Admettons que Kaboul ait les mêmes informations que les journalistes faucons qui parlent de cette histoire, et pourtant, se refuse à s'opposer fortement à l'Iran sur ce sujet. Pourquoi ce silence? Peut-être parce que tout simplement, Daech est également un danger pour l'avenir de l'Afghanistan. Et parce que, n'en déplaise à certains Occidentaux, l'Iran est un allié indispensable à l'Afghanistan, essentiel pour la stabilité de ce pays. Enfin, tout simplement, il s'agit d'une preuve supplémentaire que l'accusation n'est pas prise au sérieux par les premiers concernés. Le fait est que, malgré les critiques qui peuvent toujours êtres faites pour améliorer la situation, l'Iran a été un hôte plus que correct pour une masse de réfugiés afghans depuis plus de trois décennies. Et si l'Iran essaye, directement, à organiser un flux de réfugiés afghans, ce n'est pas vers la Syrie en priorité, mais plutôt... vers l'Afghanistan, d'après les informations disponibles.

Bien sûr, l'auteur ni aucun autre analyste ne sont dans le secret des dieux. Il y a peut-être une structure en Iran qui même sans l'accord du gouvernement, dans le plus grand secret, cherche à pousser des chiites étrangers dont des Afghans, au combat en Syrie. Mais l'analyse sérieuse s'appuie sur des informations vérifiables, et cette chronique, comme la chronique précédente, ne fait que cela. Tant que d'autres informations sérieuses et vérifiables ne seront pas ouvertes au public, ce qui a été écrit dans les chroniques précédentes présentera au mieux la réalité sur le sujet des Afghans chiites combattant en Syrie, loin de tout simplisme.

Donc:

1. cette histoire, une fois débarrassée de ses approximations et de son sensationnalisme, ne peut permettre une critique de l'Iran.

2. Les articles qui, dans la presse, ont diffusé ce type d'informations approximatives en disent plus sur l'obsession anti-Iran de certains que sur la réalité du terrain.

Nous sommes sensés être aboutis à un accord de fait avec l'Iran sur la question du nucléaire.

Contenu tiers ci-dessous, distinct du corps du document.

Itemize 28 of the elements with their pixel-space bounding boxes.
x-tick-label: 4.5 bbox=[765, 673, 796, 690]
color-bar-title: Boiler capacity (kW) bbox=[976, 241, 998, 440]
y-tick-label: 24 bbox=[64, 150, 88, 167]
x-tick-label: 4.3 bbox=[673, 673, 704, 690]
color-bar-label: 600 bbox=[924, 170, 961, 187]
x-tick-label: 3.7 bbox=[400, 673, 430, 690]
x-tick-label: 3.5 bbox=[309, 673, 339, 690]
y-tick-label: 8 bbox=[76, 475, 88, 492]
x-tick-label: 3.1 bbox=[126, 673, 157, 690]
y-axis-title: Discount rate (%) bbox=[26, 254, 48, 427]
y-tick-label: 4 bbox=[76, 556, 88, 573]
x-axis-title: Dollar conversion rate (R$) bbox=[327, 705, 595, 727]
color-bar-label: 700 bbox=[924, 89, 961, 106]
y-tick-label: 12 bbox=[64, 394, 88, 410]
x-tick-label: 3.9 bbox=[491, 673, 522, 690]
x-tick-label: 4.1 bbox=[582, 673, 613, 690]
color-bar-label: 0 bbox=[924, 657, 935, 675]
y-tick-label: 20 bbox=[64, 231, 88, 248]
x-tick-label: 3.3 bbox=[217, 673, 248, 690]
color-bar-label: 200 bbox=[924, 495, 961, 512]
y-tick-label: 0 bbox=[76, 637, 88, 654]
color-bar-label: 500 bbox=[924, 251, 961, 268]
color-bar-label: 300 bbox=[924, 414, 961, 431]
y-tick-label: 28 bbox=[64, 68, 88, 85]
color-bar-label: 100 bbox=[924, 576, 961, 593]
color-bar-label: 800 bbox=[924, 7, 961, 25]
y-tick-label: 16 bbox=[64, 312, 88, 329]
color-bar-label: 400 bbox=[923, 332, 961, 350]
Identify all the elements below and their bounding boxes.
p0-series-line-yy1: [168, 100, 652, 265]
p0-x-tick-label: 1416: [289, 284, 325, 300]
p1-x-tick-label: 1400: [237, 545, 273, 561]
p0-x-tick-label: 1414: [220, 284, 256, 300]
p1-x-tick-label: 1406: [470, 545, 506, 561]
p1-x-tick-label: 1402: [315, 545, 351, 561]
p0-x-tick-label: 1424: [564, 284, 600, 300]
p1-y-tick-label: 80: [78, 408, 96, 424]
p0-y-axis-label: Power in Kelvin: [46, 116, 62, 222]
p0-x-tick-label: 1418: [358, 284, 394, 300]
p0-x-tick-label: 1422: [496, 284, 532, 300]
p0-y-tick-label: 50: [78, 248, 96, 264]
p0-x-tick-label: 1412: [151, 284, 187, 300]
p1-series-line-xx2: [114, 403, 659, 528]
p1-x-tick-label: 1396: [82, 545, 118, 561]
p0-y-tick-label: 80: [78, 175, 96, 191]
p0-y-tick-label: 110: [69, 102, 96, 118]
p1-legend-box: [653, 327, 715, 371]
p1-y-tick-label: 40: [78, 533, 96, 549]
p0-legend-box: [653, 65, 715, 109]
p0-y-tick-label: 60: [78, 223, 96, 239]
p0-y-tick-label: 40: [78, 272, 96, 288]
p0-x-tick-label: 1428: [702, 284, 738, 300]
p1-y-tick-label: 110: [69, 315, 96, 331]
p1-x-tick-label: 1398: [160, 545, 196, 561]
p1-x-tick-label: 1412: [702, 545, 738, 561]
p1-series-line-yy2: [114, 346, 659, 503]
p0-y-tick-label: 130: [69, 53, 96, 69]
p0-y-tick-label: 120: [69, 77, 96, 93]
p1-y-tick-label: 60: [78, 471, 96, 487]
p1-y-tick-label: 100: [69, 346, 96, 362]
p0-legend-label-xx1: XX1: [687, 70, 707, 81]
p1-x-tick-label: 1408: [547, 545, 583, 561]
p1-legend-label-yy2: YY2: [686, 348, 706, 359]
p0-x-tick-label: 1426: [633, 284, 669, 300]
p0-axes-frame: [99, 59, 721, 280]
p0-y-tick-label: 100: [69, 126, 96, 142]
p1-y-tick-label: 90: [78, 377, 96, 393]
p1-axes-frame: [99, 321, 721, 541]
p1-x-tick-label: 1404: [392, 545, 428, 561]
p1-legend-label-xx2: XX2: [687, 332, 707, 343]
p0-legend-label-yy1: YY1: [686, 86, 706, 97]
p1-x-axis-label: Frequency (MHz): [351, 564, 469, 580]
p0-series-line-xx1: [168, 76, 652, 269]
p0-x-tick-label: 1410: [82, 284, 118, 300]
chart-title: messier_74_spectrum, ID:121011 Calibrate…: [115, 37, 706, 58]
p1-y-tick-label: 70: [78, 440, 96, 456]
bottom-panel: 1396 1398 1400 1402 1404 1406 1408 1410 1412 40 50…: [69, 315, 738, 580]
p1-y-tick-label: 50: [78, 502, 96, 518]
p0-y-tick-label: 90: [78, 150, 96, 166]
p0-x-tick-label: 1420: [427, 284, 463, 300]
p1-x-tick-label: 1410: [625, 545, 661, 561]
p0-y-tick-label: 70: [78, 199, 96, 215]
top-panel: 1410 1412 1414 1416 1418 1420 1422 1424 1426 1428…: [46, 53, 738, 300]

Mais cet accord tiendra-t-il si certains faiseurs d'opinions, et certains politiciens, s'obstinent à regarder Téhéran uniquement avec des lunettes idéologiques? De fait, du côté iranien, comme du côté occidental, on va devoir passer d'une lutte diplomatique à un combat intellectuel, dans chaque pays, entre les réalistes, qui veulent à terme un Moyen-Orient stabilisé, et les idéologues, qui se moquent des faits quand cela les arrangent, et dont beaucoup rêvent, en secret, d'une guerre entre civilisations. Espérons qu'en France, les réalistes, et ceux qui travaillent véritablement sur l'Iran, soient un peu plus entendus par nos hommes politiques et nos diplomates...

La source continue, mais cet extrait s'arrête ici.